Elle était venue habiter avec nous… / Lucile
Elle était venue habiter avec nous au moment de ma naissance, quand je la revis elle avait 80 ans.
Elle était venue habiter avec nous au moment de ma naissance, quand je la revis elle avait 80 ans. C’est toujours étrange de revoir, adulte, des personnes qui vous ont connu bébé. Je ne sais pour quelle étrange raison, elle se sentent toujours obligées de vous faire remarquer que quand elles vous ont connue, vous n’étiez « pas plus grande que ça », que vous, vous ne devez pas vous souvenir d’elles, mais qu’elles, elles se souviennent de vous, et que conséquemment, pour une raison qui m’échappe encore à ce jour, cela leur donne le droit de tout savoir de vous …
Mais dans ce cas précis, il faut bien avouer que je l’avais bien cherché. C’est moi qui avais remué Ciel et Terre pour la retrouver. D’ailleurs, sur le pas de la porte, elle avait eu l’air étonné. Son visage tout ridé était un point d’interrogation personnifié. Puis, quand je lui ai dit mon nom, tous ses traits se sont détendus, et elle a eu un des plus beaux sourires que j’aie jamais vus, rides et dents manquantes compris.
J’étais venue l’interroger sur ce pan de sa vie qu’elle avait partagée avec la mienne, mais dont moi je ne pouvais avoir aucun souvenir. Maman venait de mourir, Papa ne parlait pas, et moi j’avais besoin de réponses. Au détour d’une conversation avec ma grand-mère, sa figure était revenue : un visage aimable mais embué dans mon esprit. Je m’étais alors lancée dans une quête improbable, mais pourtant fructueuse : un signe, peut-être, que la Fortune me souriait enfin !
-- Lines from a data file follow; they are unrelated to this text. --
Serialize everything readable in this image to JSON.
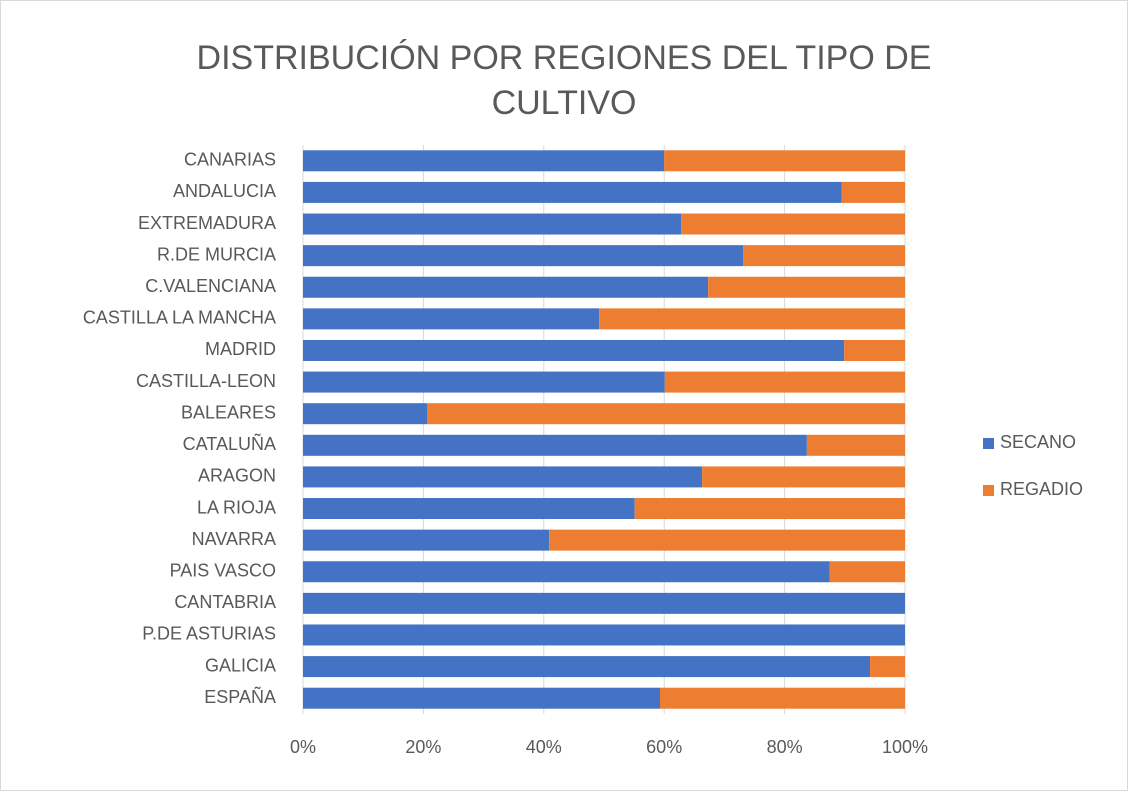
{
  "chart_data": {
    "type": "stacked_barh",
    "title": "DISTRIBUCIÓN POR REGIONES DEL TIPO DE CULTIVO",
    "categories": [
      "CANARIAS",
      "ANDALUCIA",
      "EXTREMADURA",
      "R.DE MURCIA",
      "C.VALENCIANA",
      "CASTILLA LA MANCHA",
      "MADRID",
      "CASTILLA-LEON",
      "BALEARES",
      "CATALUÑA",
      "ARAGON",
      "LA RIOJA",
      "NAVARRA",
      "PAIS VASCO",
      "CANTABRIA",
      "P.DE ASTURIAS",
      "GALICIA",
      "ESPAÑA"
    ],
    "series": [
      {
        "name": "SECANO",
        "color": "#4472c4",
        "values": [
          60,
          89.5,
          62.8,
          73.1,
          67.3,
          49.2,
          89.9,
          60.1,
          20.6,
          83.7,
          66.3,
          55.1,
          40.9,
          87.5,
          100,
          100,
          94.2,
          59.3
        ]
      },
      {
        "name": "REGADIO",
        "color": "#ed7d31",
        "values": [
          40,
          10.5,
          37.2,
          26.9,
          32.7,
          50.8,
          10.1,
          39.9,
          79.4,
          16.3,
          33.7,
          44.9,
          59.1,
          12.5,
          0,
          0,
          5.8,
          40.7
        ]
      }
    ],
    "xlim": [
      0,
      100
    ],
    "xticks": [
      {
        "value": 0,
        "label": "0%"
      },
      {
        "value": 20,
        "label": "20%"
      },
      {
        "value": 40,
        "label": "40%"
      },
      {
        "value": 60,
        "label": "60%"
      },
      {
        "value": 80,
        "label": "80%"
      },
      {
        "value": 100,
        "label": "100%"
      }
    ],
    "grid": true,
    "legend": "right"
  }
}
Elle ne savait pas pour Maman. Elle a été très triste, quand je lui ai annoncé, mais d’une certaine manière, aussi, résignée. Cela n’a fait que confirmer mon intuition.
Cette vieille dame dont je me souvenais à peine du visage de jeune femme semblait connaître de mon histoire tout un pan qui jusqu’alors m’avait été dénié. Grâce à elle, je retrouvais les rires de Maman, l’amour que Papa lui portait, et l’attention dont j’avais pu être l’objet. Je n’avais pas rêvé ces impressions de bonheur parfait : cela avait existé. Mais la fêlure était déjà là aussi, la jeune vieille me l’a dit.
D’un coup, toute la culpabilité est partie. La jeune vieille dame m’a rendu la chaleur de mon foyer primitif, sans rien demander en retour. C’est le plus beau cadeau que j’aie reçu à ce jour.